Histoire du Brabant-du-Nord
(de l'Austrasie, de la Toxandrie)

Au I er siècle, des tribus installées sur la rive droite du Rhin inférieur opéraient des raids maritimes et terrestres dans l'Empire romain . Ces tribus ne formaient pas encore un peuple, avec ses caractères ethniques, son histoire et ses coutumes.  

Au III e  siècle, certaines de ces peuplades s'unirent contre les Romains pour former une ligue de guerriers que l'on appela les «Franci». Leurs expéditions dévastatrices en Gaule (en 258 et 276) provoquèrent une crise très profonde, que les Romains surmontèrent difficilement.  

Cependant, à la fin du III e siècle, les tribus franques, vaincues par l'empereur Maximien , furent installées par les Romains sur la rive gauche du Rhin et soumises au paiement d'un tribut, tandis que les autres groupes continuaient à vivre indépendants au-delà du limes, la frontière fortifiée qui défendait l'Empire.

A la conquête d'un royaume (IVe-VIe siècle)
Au IV e  siècle, l'Empire romain, partagé et affaibli, se trouva menacé par les Barbares , et l'armée avait de plus en plus recours à ceux de ces peuples déjà installés sur le territoire. Certains Francs accédèrent ainsi aux postes les plus élevés de la hiérarchie militaire romaine.   Les Francs Saliens en Toxandrie (installés à l'ouest dans ce qui est aujourd'hui la région de l'Overijssel,aux Pays-Bas) envahirent la Germanie seconde du côté d'Utrecht , et les Francs rhénans, à l'est, devinrent des peuples fédérés, c'est-à-dire entretenus en échange d'un service militaire accompli sous la conduite de leurs roitelets tribaux.  

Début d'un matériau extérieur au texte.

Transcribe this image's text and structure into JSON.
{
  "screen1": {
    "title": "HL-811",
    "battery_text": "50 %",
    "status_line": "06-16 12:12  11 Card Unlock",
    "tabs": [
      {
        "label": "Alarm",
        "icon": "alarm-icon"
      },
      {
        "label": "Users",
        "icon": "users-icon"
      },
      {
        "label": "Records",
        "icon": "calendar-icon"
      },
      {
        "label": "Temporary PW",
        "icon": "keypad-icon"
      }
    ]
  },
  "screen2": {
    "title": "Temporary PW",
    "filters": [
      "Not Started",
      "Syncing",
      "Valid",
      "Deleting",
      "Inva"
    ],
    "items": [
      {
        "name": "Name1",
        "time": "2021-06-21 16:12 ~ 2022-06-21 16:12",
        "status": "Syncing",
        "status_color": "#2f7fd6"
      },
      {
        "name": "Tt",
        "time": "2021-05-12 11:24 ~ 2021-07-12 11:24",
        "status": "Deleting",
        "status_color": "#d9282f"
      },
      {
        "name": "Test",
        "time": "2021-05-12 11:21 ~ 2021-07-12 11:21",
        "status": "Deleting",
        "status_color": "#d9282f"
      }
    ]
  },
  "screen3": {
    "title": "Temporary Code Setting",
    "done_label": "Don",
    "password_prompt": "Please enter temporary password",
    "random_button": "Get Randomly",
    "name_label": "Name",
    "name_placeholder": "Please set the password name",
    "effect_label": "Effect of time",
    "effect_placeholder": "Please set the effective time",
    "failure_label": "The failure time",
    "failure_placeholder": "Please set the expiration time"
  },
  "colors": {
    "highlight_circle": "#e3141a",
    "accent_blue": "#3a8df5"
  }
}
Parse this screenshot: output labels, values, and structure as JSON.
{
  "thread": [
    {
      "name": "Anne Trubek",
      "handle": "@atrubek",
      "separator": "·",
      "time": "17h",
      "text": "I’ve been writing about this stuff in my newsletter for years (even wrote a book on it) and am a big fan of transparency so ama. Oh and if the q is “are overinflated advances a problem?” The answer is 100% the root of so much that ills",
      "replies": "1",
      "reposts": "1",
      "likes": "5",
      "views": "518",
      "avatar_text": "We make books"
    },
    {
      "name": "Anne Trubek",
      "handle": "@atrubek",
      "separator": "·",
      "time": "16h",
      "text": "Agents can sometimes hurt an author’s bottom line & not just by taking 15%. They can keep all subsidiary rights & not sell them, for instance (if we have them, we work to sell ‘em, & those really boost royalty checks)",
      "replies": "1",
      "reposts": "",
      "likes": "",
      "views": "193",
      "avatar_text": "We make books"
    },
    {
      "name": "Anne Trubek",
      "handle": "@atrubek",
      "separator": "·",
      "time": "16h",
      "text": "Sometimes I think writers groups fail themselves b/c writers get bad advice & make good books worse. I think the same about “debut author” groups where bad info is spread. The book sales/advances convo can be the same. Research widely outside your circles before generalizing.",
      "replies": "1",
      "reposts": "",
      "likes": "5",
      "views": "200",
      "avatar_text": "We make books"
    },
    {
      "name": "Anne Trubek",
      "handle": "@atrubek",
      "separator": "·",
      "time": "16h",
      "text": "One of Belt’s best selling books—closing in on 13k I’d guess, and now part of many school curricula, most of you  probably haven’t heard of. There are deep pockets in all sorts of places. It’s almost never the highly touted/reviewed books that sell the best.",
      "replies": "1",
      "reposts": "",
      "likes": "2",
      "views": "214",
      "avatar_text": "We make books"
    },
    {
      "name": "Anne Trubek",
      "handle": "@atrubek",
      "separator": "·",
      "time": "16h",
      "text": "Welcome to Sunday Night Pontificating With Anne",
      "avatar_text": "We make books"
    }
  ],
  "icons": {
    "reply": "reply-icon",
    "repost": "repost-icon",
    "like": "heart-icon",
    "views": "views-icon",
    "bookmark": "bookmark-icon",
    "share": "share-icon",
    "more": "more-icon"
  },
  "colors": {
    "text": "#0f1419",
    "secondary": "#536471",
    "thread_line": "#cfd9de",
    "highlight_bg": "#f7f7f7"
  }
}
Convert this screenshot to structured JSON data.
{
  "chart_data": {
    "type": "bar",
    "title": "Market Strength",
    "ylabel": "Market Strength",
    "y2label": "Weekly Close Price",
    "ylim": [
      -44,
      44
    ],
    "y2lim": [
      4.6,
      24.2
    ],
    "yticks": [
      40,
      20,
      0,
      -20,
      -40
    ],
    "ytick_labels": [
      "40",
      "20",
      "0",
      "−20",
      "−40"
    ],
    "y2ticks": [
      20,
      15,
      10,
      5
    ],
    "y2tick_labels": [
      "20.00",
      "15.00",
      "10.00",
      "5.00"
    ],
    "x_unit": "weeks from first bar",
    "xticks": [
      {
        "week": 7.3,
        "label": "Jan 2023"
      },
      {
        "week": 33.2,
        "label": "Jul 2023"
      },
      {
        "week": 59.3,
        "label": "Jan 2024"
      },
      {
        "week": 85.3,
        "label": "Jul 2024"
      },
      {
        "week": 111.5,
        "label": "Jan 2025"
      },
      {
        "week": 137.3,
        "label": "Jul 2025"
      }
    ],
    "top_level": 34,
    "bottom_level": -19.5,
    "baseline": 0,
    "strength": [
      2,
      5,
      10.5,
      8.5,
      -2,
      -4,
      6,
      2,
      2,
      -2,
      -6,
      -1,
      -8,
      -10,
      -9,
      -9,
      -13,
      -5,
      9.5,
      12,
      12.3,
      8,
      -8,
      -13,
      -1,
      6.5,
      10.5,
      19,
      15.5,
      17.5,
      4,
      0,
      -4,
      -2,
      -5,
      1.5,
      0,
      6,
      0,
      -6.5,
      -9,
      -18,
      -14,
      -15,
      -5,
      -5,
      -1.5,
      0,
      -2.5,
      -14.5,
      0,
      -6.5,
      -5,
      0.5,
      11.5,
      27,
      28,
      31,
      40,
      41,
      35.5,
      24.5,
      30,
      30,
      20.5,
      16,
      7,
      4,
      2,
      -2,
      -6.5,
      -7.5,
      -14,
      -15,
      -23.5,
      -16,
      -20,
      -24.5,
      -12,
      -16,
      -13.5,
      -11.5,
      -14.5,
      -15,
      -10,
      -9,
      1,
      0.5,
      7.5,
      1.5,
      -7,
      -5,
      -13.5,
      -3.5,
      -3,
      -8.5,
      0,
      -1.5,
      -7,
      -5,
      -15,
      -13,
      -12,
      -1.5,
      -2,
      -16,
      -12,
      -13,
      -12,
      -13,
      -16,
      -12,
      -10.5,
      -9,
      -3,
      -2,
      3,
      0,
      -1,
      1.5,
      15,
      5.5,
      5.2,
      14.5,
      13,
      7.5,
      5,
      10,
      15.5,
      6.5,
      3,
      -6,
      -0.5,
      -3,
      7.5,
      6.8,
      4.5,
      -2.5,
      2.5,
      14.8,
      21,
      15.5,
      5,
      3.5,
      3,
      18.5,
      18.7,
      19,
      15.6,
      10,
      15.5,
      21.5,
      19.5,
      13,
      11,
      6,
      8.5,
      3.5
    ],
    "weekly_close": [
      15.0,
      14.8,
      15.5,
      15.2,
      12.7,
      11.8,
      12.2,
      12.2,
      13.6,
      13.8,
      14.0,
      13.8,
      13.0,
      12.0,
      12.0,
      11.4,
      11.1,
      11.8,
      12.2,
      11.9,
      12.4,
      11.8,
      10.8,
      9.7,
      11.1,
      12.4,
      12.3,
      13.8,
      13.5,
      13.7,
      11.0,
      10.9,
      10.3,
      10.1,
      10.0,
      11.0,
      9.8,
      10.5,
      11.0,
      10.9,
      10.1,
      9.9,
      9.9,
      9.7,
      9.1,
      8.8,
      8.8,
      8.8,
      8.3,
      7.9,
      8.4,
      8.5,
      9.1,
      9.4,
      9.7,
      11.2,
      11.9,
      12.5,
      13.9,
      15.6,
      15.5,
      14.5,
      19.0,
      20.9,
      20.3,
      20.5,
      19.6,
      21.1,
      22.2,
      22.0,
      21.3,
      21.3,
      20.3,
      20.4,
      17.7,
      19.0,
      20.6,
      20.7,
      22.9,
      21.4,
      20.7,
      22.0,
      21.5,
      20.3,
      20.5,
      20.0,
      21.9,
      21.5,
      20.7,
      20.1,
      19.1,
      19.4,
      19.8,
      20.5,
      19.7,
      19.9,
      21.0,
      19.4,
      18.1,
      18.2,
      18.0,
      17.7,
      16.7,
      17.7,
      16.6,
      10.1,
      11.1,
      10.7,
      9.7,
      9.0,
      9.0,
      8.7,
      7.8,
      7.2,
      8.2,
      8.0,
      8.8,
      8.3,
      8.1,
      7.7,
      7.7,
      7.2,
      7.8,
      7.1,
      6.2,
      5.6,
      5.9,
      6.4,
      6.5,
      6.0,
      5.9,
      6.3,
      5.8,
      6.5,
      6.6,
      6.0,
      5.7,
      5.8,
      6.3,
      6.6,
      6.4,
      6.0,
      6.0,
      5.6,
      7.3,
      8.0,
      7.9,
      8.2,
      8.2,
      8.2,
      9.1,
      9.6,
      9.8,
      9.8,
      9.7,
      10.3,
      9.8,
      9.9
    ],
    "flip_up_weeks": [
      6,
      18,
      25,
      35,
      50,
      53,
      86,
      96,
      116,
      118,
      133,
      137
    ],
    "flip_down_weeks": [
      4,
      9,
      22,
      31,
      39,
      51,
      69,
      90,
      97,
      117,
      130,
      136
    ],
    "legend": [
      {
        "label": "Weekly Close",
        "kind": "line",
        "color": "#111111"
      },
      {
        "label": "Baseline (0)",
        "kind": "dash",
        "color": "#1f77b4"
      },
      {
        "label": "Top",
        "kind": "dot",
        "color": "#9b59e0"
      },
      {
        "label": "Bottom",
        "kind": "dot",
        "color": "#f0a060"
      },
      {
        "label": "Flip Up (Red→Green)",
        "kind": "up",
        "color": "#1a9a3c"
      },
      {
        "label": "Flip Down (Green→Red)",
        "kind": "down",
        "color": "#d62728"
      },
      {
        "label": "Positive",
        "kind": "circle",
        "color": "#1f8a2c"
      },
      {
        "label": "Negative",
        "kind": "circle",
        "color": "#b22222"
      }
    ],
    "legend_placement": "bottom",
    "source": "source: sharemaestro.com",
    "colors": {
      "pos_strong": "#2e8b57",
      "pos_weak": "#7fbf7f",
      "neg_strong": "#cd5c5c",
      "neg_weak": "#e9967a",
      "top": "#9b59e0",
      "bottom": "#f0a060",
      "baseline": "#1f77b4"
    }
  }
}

Les Francs, fédérés de Rome
Lors de la grande invasion des Vandales en 406-407, les Francs défendirent, auxcôtés des armées romaines, le limes rhénan contre les vagues de Germains poussés vers l'ouest par l'avancée des Huns. Ils contribuèrent notablement à la défaite d'Attila à la bataille des champs Catalauniques, en 451.   En même temps, ils opérèrent une lente descente vers le sud, occupant la Belgique actuelle, le nord de la France ainsi que des villes romaines, comme Tournai ou Cambrai à l'ouest, Cologne ou Trèves à l'est.  

La tombe du roi des Francs Saliens, Childéric, découverte à Tournai en 1653, ainsi que les fouilles récentes menées dans cette ville témoignent du caractère composite de la civilisation franque au V e  siècle. Le roi a été inhumé comme un prince barbare, avec ses armes et de magnifiques pièces d'orfèvrerie cloisonnée d'origine orientale. On a pratiqué le sacrifice rituel de plusieurs chevaux, enterrés à proximité de la tombe royale. Dans cette dernière, l'influence romaine se manifeste par le dépôt de nombreuses pièces d'or romaines, qui constituaient probablement la solde des guerriers francs. Un anneau sigillaire représente le roi avec ses longs cheveux, insigne de la royauté chez les Mérovingiens, et revêtu du paludamentum, le manteau des généraux romains.  

Clovis et la conquête franque
Lorsqu'en 481 Clovis succéda à son père Childéric, il n'y avait plus d'empereur romain en Occident, et la Gaule était presque entièrement aux mains des Barbares. Burgondes et Wisigoths avaient fondé dans la vallée du Rhône et dans la Gaule méridionale deux puissants royaumes qui semblaient prêts à étendre leur hégémonie sur l'ensemble du pays. Au nord de la Somme, les Francs Saliens restaient divisés, et les Francs rhénans étaient menacés à l'est par les Alamans.  

Pendant son long règne,Clovisétendit sa domination sur une grande partie de la Gaule, battant le Romain Syagrius, l'emportant sur les Wisigoths et les Alamans. A la fin de sa vie, après avoir éliminé ses anciens alliés, il rassembla tous les Francs sous son autorité. Les guerriers francs, réputés pour leur bravoure et la qualité de leur armement, furent servis par l'intelligence retorse de leur roi. Clovis, roi païen, comprit quel parti il pouvait tirer de l'appui des Gallo-Romains catholiques face aux Burgondes et aux Wisigoths ariens, c'est-à-dire adeptes d'une forme schismatique de christianisme. Il se convertit donc au catholicisme, et ses conquêtes furent facilitées par les évêques. A sa mort, le royaume franc s'étendait des Pyrénées à la Weser, de la Bretagne à la Bourgogne, non comprises.